Maskeleri posta idaresi dağıtsın dedik olmadı, eczaneler dağıtsın istedik yine olmadı. İş yerlerinden alınsın dedik, beceremediler. Nihayet 'bedava olmasın bir liraya satılsın'da karar kıldık.
Kralımız Karl Gustav çok kızdı. Ucuz konut kredisi verdi. Uçak biletlerini ucuzlattı. O da çare olmadı, virüs azdıkça azdı. O dönemde Eğitim Bakanı da tuhaf şeyler yaptı; Okulları bir gün açtı, ertesi gün kapattı.
'Fırsat bu fırsat, yardım toplayalım' dedik. Banka hesap numaraları verdik. O da işe yaramadı.

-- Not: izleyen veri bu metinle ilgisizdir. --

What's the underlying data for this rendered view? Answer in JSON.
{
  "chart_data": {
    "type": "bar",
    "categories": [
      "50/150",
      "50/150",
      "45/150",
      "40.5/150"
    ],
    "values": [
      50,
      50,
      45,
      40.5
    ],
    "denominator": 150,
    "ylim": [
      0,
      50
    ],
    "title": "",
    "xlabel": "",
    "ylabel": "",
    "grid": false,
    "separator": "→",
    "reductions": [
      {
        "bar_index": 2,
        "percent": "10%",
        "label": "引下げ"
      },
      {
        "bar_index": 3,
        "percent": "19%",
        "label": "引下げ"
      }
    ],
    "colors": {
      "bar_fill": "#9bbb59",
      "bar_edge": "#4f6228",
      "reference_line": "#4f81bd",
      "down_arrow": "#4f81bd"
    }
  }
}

Aksilikler peşimi bırakmadı. Test kitleri bitti. Çin'den yeni kitler gelene kadar test yapamadık.
Ne yapalım? 'Süreci iyi yönettik algısı yaratalım' dedik. Ölüm sayılarını gizlemek için Kovid yazmadık, bulaşıcı hastalık yazdık. Vaka sayısı yerine hasta sayısı verdik. Bu sefer de medya durmadı. Kontrolümüz dışındaki iki buçuk gazete, 3 buçuk televizyon bas bas bağırdı. Vaka sayısı bir günde 3 binden 30 bine çıktı.

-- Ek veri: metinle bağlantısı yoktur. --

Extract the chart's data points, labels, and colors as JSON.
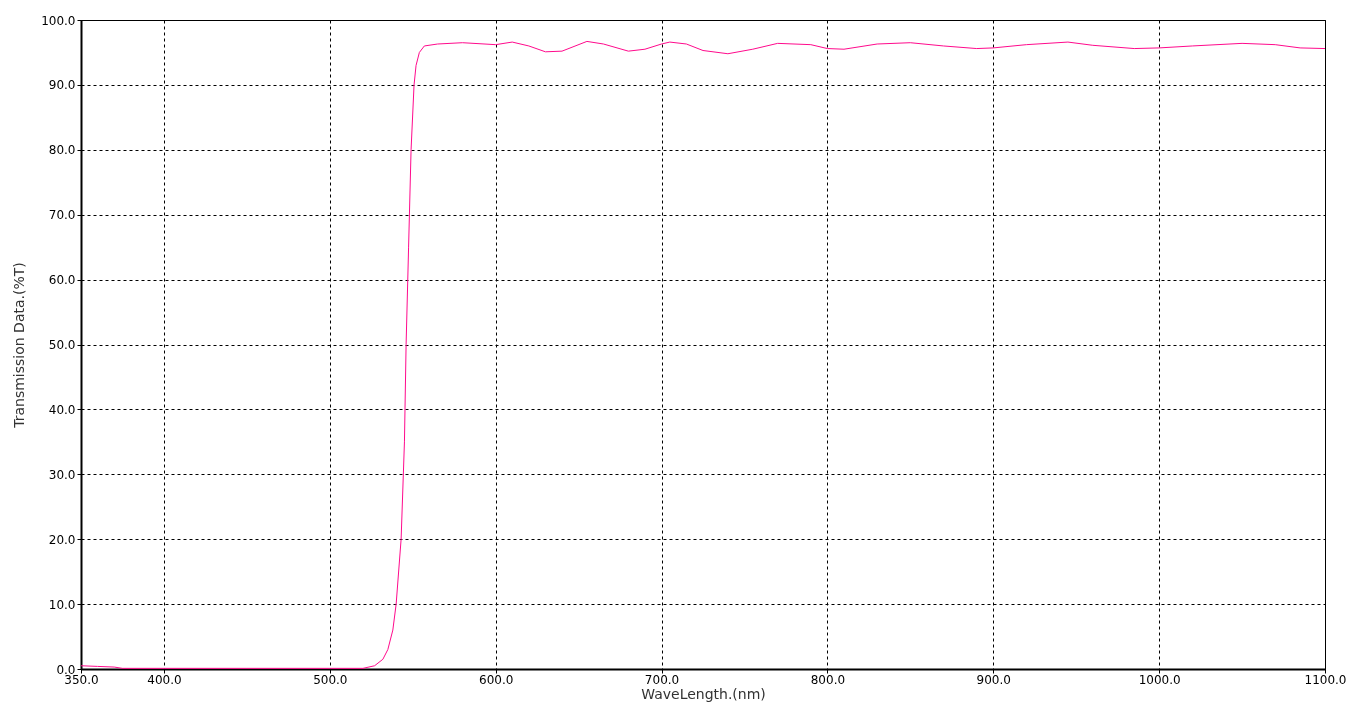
{
  "chart_data": {
    "type": "line",
    "xlabel": "WaveLength.(nm)",
    "ylabel": "Transmission Data.(%T)",
    "xlim": [
      350,
      1100
    ],
    "ylim": [
      0,
      100
    ],
    "xticks": [
      {
        "value": 350,
        "label": "350.0"
      },
      {
        "value": 400,
        "label": "400.0"
      },
      {
        "value": 500,
        "label": "500.0"
      },
      {
        "value": 600,
        "label": "600.0"
      },
      {
        "value": 700,
        "label": "700.0"
      },
      {
        "value": 800,
        "label": "800.0"
      },
      {
        "value": 900,
        "label": "900.0"
      },
      {
        "value": 1000,
        "label": "1000.0"
      },
      {
        "value": 1100,
        "label": "1100.0"
      }
    ],
    "yticks": [
      {
        "value": 0,
        "label": "0.0"
      },
      {
        "value": 10,
        "label": "10.0"
      },
      {
        "value": 20,
        "label": "20.0"
      },
      {
        "value": 30,
        "label": "30.0"
      },
      {
        "value": 40,
        "label": "40.0"
      },
      {
        "value": 50,
        "label": "50.0"
      },
      {
        "value": 60,
        "label": "60.0"
      },
      {
        "value": 70,
        "label": "70.0"
      },
      {
        "value": 80,
        "label": "80.0"
      },
      {
        "value": 90,
        "label": "90.0"
      },
      {
        "value": 100,
        "label": "100.0"
      }
    ],
    "grid": true,
    "series": [
      {
        "color": "#ff0a8c",
        "x": [
          350,
          360,
          370,
          375,
          400,
          450,
          500,
          520,
          527,
          532,
          535,
          538,
          540,
          543,
          545,
          546,
          547.5,
          549,
          550.8,
          552,
          554,
          557,
          565,
          580,
          600,
          610,
          620,
          630,
          640,
          655,
          665,
          680,
          690,
          700,
          705,
          715,
          725,
          740,
          755,
          770,
          790,
          800,
          810,
          830,
          850,
          870,
          890,
          900,
          920,
          945,
          960,
          985,
          1000,
          1020,
          1050,
          1070,
          1085,
          1100
        ],
        "values": [
          0.5,
          0.4,
          0.3,
          0.1,
          0.1,
          0.1,
          0.1,
          0.1,
          0.5,
          1.5,
          3,
          6,
          10,
          20,
          35,
          50,
          65,
          80,
          90,
          93,
          95,
          96,
          96.3,
          96.5,
          96.2,
          96.6,
          96,
          95.1,
          95.2,
          96.7,
          96.3,
          95.2,
          95.5,
          96.3,
          96.6,
          96.3,
          95.3,
          94.8,
          95.5,
          96.4,
          96.2,
          95.6,
          95.5,
          96.3,
          96.5,
          96,
          95.6,
          95.7,
          96.2,
          96.6,
          96.1,
          95.6,
          95.7,
          96,
          96.4,
          96.2,
          95.7,
          95.6
        ]
      }
    ]
  }
}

Ne güzel her şey kontrolümüz altında gidiyordu. Yalan söylemenin en iyi yolu araya küçük doğrular sıkıştırarak, karşınızdakileri yalan söylemekle suçlamaktır. Az daha Nobel'e aday gösteriliyordum. O derece yani...

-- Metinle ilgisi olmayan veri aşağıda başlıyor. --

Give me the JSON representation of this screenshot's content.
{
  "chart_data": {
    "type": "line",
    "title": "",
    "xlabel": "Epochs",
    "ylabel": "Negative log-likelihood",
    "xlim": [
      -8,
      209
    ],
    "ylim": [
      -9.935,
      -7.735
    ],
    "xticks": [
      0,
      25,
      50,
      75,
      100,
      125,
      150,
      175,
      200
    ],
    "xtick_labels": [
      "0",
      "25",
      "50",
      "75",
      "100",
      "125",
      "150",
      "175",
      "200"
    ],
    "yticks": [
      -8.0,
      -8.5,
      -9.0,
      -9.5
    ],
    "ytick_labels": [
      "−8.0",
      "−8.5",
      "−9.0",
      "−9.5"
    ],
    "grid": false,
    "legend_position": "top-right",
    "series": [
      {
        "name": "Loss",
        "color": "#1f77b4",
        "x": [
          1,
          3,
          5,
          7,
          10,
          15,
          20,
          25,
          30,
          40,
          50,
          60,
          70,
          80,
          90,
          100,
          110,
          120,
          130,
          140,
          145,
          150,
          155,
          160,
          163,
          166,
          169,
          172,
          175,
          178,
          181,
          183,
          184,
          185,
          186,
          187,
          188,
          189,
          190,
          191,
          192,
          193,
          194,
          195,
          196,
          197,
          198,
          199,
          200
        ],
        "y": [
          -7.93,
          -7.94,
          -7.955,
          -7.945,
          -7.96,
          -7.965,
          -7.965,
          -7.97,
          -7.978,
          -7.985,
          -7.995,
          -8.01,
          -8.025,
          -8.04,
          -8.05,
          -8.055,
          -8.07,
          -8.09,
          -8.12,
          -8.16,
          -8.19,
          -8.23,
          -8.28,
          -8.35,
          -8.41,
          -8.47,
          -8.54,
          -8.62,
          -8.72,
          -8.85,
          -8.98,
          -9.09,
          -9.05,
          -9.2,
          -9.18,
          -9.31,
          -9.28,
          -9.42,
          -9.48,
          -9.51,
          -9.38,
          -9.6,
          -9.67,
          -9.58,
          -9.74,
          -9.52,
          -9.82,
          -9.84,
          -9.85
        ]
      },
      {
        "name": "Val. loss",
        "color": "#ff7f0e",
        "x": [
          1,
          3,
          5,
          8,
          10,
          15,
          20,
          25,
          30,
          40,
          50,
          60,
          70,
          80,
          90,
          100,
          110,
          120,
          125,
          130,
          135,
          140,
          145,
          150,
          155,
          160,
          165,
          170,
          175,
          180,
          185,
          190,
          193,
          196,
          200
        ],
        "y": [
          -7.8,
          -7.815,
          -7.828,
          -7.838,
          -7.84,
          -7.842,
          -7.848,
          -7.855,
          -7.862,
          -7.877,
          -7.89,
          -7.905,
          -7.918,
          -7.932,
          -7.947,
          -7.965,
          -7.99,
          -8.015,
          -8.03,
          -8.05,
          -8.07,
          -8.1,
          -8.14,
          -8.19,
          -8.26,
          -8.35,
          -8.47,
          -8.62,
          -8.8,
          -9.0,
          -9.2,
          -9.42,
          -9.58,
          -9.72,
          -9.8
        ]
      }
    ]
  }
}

Sevgili İsveç halkı, aşı konusunu hiç sormayın. 11 Aralık'ta başlıyoruz dedik olmadı. 25 Aralık'a attık. Yine olmadı. 50 milyon doz dedik, zorla 9 milyon doz geldi. Neye yetecek? Kime yetecek? Bilmiyorum. Bir de çıkmışlar anlaşma nerede? Kaç paraya anlaştınız? gibi saçma-sapan sorular soruyorlar. Gidin Kral Gustav'a sorun. Her şeyi o biliyor.
Değerli İsveçliler, bütün bunlar parasızlık mı? Beceriksizlik mi? Bilmiyorum. Beceriksizlik dediğinizi duyar gibiyim. Takdir sizin. Ben daha fazla dayanamayacağım. Bu koşullar altında Sağlık Bakanlığı görevimden istifa ediyorum. Kralımız Karl Gustav buna istifa mı, görevden af mı kabul eder bilemem. Açıklama bir hafta sonra yapıldığında hep birlikte görürüz.”

İsveç Sağlık Bakanı Gabriel Wikstrom

***


Değerli okurlar bu olaylar gerçekten İsveç'te geçseydi sonuç elbette böyle bir istifayla sonuçlanırdı. Ancak ne var ki 35 yaşındaki İsveç Sağlık Bakanı aslanlar gibi görevinin başında.
İyi ki bizim ülkede bu tür olaylarla karşılaşmıyoruz!